Admite que ainda se sabe pouco sobre o impacto da reforma agrária e que essa parte da história ainda está por analisar por parte dos investigadores. Ainda assim, sublinha, “a produção de cereais aumentou substancialmente em Portugal em 75 e em 76”, o que, alerta, pode ter a ver também com variáveis que não são controladas pelos seres humanos como o clima. “Mas nós sabemos que não houve um decréscimo da produção. Portanto, as sementeiras e as colheitas foram feitas”.
Não houve golpe de esquerda a 25 de Novembro
Depois de muitos anos de um quase silêncio sobre a data, a direita agita o 25 de Novembro como se se tratasse da data que instaurou definitivamente o regime democrático no país. A tese é a de que a esquerda queria instaurar uma ditadura e que a direita foi obrigada a intervir. Ricardo Noronha nega esta versão. Diz, aliás, que quem o faz “tem pouca densidade histórica”.
“Muita coisa aconteceu nesse dia. E sobrepuseram-se várias coisas e várias movimentações. É bastante claro, hoje, que um setor grande da direita militar aspirava a aproveitar um confronto com a esquerda para suprimir o que restava do MFA, ilegalizar tudo o que estivesse à esquerda do PS e depois logo se veria se o PS também não iria na vaga. No fundo, construir um regime, provavelmente formalmente democrático, mas muito recentrado à direita. E que provavelmente seria depois o ponto de partida para reverter grande parte do adquirido da revolução. E também é claro que setores mais à esquerda queriam travar a evolução do MFA para a direita, que já estava em curso desde setembro de 1975. Queriam substituir membros do Conselho da Revolução, no fundo, também reestruturar o Conselho da Revolução à esquerda. E havia a perceção de que qualquer confronto que houvesse poderia dar lugar a um golpe de direita, portanto, que era preciso no fundo estar preparado para resistir a isso. E estar preparado implicava a contagem de espingardas, mobilização e um plano operacional para responder a esse golpe de direita”.

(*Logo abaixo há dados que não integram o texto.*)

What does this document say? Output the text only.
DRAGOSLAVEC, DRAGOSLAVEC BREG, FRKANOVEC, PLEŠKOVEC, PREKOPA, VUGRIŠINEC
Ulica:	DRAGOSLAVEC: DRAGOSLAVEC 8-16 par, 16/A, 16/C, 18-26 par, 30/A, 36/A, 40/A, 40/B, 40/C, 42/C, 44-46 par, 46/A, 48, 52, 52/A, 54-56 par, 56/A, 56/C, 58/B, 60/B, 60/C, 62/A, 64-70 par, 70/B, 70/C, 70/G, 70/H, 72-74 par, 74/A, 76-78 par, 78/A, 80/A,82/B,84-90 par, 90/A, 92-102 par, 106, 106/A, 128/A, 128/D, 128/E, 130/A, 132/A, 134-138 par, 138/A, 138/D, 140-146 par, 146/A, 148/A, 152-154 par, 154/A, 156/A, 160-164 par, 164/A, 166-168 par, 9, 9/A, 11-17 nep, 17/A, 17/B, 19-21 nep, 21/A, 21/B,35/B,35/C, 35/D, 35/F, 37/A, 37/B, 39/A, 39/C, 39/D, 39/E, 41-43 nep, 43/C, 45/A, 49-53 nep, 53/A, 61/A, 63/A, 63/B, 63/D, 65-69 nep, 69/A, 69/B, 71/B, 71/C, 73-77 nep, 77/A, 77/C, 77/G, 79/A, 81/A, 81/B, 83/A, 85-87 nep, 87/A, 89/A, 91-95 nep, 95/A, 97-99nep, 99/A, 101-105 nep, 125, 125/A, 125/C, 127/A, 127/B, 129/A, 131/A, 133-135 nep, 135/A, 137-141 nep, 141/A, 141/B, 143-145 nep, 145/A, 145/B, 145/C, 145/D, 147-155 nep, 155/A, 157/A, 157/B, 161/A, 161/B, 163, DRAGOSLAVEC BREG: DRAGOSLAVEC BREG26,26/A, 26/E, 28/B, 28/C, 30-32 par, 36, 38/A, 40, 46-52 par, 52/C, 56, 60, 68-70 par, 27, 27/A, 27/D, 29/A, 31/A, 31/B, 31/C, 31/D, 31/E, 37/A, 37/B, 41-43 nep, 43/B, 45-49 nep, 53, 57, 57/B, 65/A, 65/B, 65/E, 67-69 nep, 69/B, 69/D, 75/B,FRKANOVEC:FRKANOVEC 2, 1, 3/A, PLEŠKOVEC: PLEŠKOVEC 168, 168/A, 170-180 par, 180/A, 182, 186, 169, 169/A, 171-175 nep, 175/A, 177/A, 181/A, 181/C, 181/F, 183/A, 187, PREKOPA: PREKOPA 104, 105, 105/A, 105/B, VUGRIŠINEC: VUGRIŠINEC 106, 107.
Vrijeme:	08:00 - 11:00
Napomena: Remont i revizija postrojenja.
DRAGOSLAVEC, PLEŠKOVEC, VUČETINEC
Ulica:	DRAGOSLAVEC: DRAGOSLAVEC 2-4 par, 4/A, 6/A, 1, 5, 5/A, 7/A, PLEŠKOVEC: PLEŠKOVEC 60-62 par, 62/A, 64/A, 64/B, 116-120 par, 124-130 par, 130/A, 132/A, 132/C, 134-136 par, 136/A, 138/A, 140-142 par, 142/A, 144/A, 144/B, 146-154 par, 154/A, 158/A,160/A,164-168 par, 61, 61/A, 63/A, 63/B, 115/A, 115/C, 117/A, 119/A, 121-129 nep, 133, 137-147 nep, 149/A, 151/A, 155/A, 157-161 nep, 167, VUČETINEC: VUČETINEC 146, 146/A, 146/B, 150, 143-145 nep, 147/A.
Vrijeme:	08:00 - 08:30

É bastante claro, hoje, que um setor grande da direita militar aspirava a aproveitar um confronto com a esquerda para suprimir o que restava do MFA, ilegalizar tudo o que estivesse à esquerda do PS
Para Ricardo Noronha, no 25 de Novembro, “só houve um setor que tinha um plano operacional e que o executou, que foi o Grupo do 9, utilizando os setores da direita militar, mas integrando-os sempre e colocando-os sempre sob a sua alçada e a sua hierarquia, sob o comando ou pelo menos a autorização do Presidente da República, Costa Gomes”. Nesse sentido, considera que Costa Gomes tentou até ao final evitar acionar esse plano “porque tinha receio de que no processo a direita militar acabasse por se tornar demasiado poderosa e pudesse precisamente reverter o processo revolucionário”.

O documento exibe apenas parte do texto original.